<>Infosys Technologies Limited, considered to be the benchmark of the <>Indian IT sector, is India's second-largest software services exporter, with annual revenues of over US$ 1 bn. The company has been at the forefront of the growth of the Indian IT sector over the past few years, outperforming (its peers and the sector) even when the times were not so ripe. The company's management is acclaimed for its corporate governance practices, and has been a source of competitive advantage for the company in its rapid growth over the past few years.
In this article, we analyse the patterns shown by the company in terms of its movement up the value chain and attempt to analyse factors, which would give investors - current and potential - a perspective on the company's stock.
Moving up the value chain...
** Contribution of 'new services' like package implementation,
IT consulting and systems integration
One of the prominent growth factors of Infosys over these years has been its continued initiative towards rapidly moving up the software value chain. The graph below indicates the rise in contribution from new services (those other than software development, maintenance, reengineering and BPO) that has been a vindication of the company's efforts in this regard. Also, in FY03, the company restructured its processes from being geography-based to vertical-based, which has further helped it in developing its domain competencies, thus aiding the move up the value chain. In the early part of FY05, the company established a focused entity - Infosys Consulting - to cater to the IT consulting business, and this shows a clear intent on the company's part to increase the share of this high-end business.
The 'catch-22' situation...
However, this move up the value chain has not come without its share of challenges, one of the foremost being the impact on operating margins of the company. Over the years, the operating as well as net margins of the company have been reducing. Operating margins of over 40% in FY01 have come down to around 33% in FY04. Apart from the fact that billing rates have been under pressure, another critical reason has been the company's move up the value chain.

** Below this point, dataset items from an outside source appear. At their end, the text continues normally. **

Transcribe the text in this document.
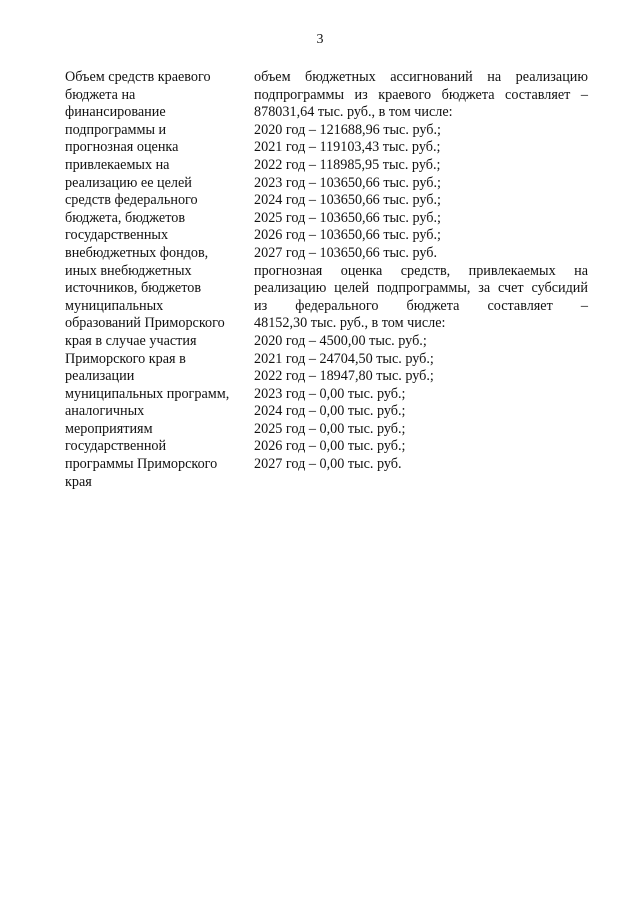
3
Объем средств краевого
бюджета на
финансирование
подпрограммы и
прогнозная оценка
привлекаемых на
реализацию ее целей
средств федерального
бюджета, бюджетов
государственных
внебюджетных фондов,
иных внебюджетных
источников, бюджетов
муниципальных
образований Приморского
края в случае участия
Приморского края в
реализации
муниципальных программ,
аналогичных
мероприятиям
государственной
программы Приморского
края
объем бюджетных ассигнований на реализацию
подпрограммы из краевого бюджета составляет –
878031,64 тыс. руб., в том числе:
2020 год – 121688,96 тыс. руб.;
2021 год – 119103,43 тыс. руб.;
2022 год – 118985,95 тыс. руб.;
2023 год – 103650,66 тыс. руб.;
2024 год – 103650,66 тыс. руб.;
2025 год – 103650,66 тыс. руб.;
2026 год – 103650,66 тыс. руб.;
2027 год – 103650,66 тыс. руб.
прогнозная оценка средств, привлекаемых на
реализацию целей подпрограммы, за счет субсидий
из федерального бюджета составляет –
48152,30 тыс. руб., в том числе:
2020 год – 4500,00 тыс. руб.;
2021 год – 24704,50 тыс. руб.;
2022 год – 18947,80 тыс. руб.;
2023 год – 0,00 тыс. руб.;
2024 год – 0,00 тыс. руб.;
2025 год – 0,00 тыс. руб.;
2026 год – 0,00 тыс. руб.;
2027 год – 0,00 тыс. руб.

The company, at the lower end of the value chain, enjoyed higher margins, since, although the billing rates earned were lower, the costs were lower as well. Therefore, the margins were high. Now, as the company moved up the value chain towards providing high-end services, which although command relatively higher billing rates, the impact of higher salaries to domain experts/consultants led to a rise in Infosys' operating costs, thus adding to the margin woes. The impact was also on account of the fact that most of the high-end services have a higher onsite component, which have relatively lower margins than offshore services.
Also, the fact that Infosys has been very aggressive in adding to its employee base and spending towards building up the sales and marketing (S&M) network, has led to a negative impact on the margins. The company currently spends around 7% of its revenues towards S&M initiatives and considering the global average of around 15%, we expect the margins to be impacted further on this account.
Following the 'PSPD' model...
The mantra for Infosys' success in the past has been the 'PSPD' model that stands for -
Predictability: The company has had long-term relationships with its key clients and this has helped it in a better understanding of the future trends in the global technology marketplace. Infosys' repeat business levels (at 95%+ levels) are among the highest in the industry. This has helped in better visibility of growth for the management.
Sustainability: Apart from the above factor of long-term client relationships, the company has, over the years transformed a large number of its customers into partners, which whom the company has build on innovative processes and technologies. This has provided the much-required sustainability to the company's growth.
Profitability: As mentioned above, Infosys has been gradually moving up the value chain. While this has impacted margins in recent times on account of a higher onsite proportion that these services carry, the fact that a lot of these are being gradually moved offshore will help the company pare margin decline. Rising contribution of high-value services also aids improvement in the productivity levels.
De-risking: The company has been gradually shifting its revenues from the US region to other large markets like the EU and Asia Pacific. Apart from this, the company has also reduced its exposure from a few clients and now has one of the largest client bases in the industry. These moves are all in line with the company's aim of de-risking its business model.
With the outsourcing story expected to gain momentum, and with the company's focus on improving its business mix through moving up the value chain, and also diversifying into new markets to de-risk its business model and grow revenues, the outlook for the next few years seems bright. Given its scalable business model and globally recognized execution and delivery capabilities, we believe that Infosys will be at the forefront of the Indian offshoring story in the future. Investors may stay invested at current levels.
Since near-term valuations are at the higher end of the spectrum (31 times expected FY05 earnings), potential investors need to exercise caution at current levels, as the risk-reward balance is skewed towards risk. However, if one is to take a long-term view (3 years or more), Infosys remains one of our top picks from the sector.
The growth achieved over the years (even in times of turbulence) clearly shows that the company's management is highly competent, visionary, can anticipate future trends, and one that can be trusted. And this is one of the foremost factors that need to be considered before investing in a software stock.